Fractals, like the Mandelbrot set shown above, are generated by fairly simple recursive mathematical formulae. They have a number of interesting features in addition to their beauty (which accounts for their ability to turn up on geeks’ t-shirts), and the most interesting one for my purposes is the fact that they are ‘self-similar at a number of levels’. That is, if you look at the fractal above, you will see larger ‘spiky circles’ in black, and on those there are smaller spiky circles, and on those there are smaller ones, and so on.

That’s interesting to me because, as I may have said here before, it seems to me that the processes I go through in teaching my students are also the processes that my students go through in teaching their students, and the processes that their (high school) students go through in learning and living. In the other direction, my experience of researching my own teaching is similar to (and inextricably interwoven with) the teaching itself, and the experience of my friends and colleagues in the Carnegie project are similar to my own experiences.

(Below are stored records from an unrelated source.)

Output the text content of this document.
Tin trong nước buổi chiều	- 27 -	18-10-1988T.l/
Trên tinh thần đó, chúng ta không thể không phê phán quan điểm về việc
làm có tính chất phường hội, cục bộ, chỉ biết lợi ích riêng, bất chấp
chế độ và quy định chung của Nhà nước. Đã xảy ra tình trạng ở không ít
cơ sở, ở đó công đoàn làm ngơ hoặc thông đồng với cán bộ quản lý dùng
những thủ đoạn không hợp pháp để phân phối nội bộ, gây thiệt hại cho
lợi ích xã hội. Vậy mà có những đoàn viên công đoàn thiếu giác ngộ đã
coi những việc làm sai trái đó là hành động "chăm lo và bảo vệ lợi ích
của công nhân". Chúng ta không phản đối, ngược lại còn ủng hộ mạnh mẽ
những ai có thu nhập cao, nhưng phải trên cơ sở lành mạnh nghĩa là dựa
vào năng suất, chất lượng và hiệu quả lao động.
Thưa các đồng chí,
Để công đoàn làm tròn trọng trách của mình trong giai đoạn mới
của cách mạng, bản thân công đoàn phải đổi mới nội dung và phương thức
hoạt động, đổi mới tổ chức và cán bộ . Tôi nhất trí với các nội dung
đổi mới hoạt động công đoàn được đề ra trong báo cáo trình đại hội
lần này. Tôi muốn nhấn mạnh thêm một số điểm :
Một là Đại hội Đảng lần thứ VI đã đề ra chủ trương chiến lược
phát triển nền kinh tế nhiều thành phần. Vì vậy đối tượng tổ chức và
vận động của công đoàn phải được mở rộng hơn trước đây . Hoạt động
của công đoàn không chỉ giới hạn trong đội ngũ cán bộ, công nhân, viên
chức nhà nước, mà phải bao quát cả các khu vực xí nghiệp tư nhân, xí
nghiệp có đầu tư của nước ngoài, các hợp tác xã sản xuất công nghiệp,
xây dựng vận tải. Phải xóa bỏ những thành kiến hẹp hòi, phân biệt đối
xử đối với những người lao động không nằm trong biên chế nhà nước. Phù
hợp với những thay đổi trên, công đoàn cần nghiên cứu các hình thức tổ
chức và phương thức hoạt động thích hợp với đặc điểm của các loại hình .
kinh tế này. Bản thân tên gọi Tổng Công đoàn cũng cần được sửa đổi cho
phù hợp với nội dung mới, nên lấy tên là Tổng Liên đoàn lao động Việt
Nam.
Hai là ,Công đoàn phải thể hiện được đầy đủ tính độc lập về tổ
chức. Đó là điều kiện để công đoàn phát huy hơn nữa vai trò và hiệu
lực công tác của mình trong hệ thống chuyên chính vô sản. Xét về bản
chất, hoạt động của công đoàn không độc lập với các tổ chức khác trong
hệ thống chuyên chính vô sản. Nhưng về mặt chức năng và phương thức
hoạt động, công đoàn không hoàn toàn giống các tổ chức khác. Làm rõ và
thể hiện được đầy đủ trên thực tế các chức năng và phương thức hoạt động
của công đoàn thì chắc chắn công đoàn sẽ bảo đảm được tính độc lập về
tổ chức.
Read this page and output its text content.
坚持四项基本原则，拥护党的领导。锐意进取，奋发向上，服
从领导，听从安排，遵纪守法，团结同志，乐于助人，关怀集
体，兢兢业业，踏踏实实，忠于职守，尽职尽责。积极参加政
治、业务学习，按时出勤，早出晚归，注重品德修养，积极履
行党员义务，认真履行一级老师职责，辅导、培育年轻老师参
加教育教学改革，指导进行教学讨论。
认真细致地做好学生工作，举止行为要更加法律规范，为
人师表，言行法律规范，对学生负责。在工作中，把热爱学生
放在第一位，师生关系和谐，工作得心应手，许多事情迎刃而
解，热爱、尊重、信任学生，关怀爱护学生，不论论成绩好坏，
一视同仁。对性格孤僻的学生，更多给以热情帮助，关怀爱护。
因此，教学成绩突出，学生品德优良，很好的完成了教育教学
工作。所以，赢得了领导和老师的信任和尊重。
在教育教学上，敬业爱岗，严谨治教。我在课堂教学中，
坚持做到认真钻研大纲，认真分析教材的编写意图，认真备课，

The theories I create to think about how I teach, therefore, need to account for, as well as all these other things, my own activities in creating theories…

9/1/2006

Benefits of Disorganisation

Filed under: — Bravus @ 6:43 am

So I’m off to Stanford University in northern California this week for the second of three ‘residence’ sessions as part of my Carnegie Scholarship. The workshop is from Thursday to Sunday, and starts at 1 pm on Thursday, so I’m flying out at 6 am that day to get there in time (flight to Calgary then to San Francisco, then a couple of different trains down to Palo Alto).

For some reason I thought I was flying out on Wednesday, so I’ve organised a colleague to cover my classes and everything on Wednesday… and now I realise I’m not going until Thursday. Ah well, it’s not as though I have so little to do that an extra day without commitments will be wasted!

Being somewhat disorganised often costs me time, money and stress, but in this instance it’s actually paid off!

21/12/2005

Back Home

Filed under: — Bravus @ 4:38 pm

OK, no more travellogues for a while now. Next trip is to Stanford in January for the next Carnegie Residency, then not until June.

Just a couple of random notes to tie up a few loose ends:

I bought Agalloch’s album ‘The Mantle’ while I was in Oz, and absolutely love it. It’s very hard to describe, but something like ‘mostly acoustic environmentalist black metal from Oregon’ is about as close as I can go. Amazing stuff.

I’m playing Joseph in a Christmas play at church this week, and playing him as an unshaven carpenter, so I stopped shaving on Saturday and have an itchy three days growth now. Should look OK by the weekend, but I’ll be glad to get rid of it after that. Just memorising my lines now… It’s more of a monologue than a dialogue, and I’m not sure whether that makes it easier or harder.

The trip back was pretty easy, and now there’s really only a couple of days until the Christmas holidays… and I need and deserve a total break from work, and plan to take one over Christmas.

From tomorrow we’ll be back into the realm of ideas, I promise.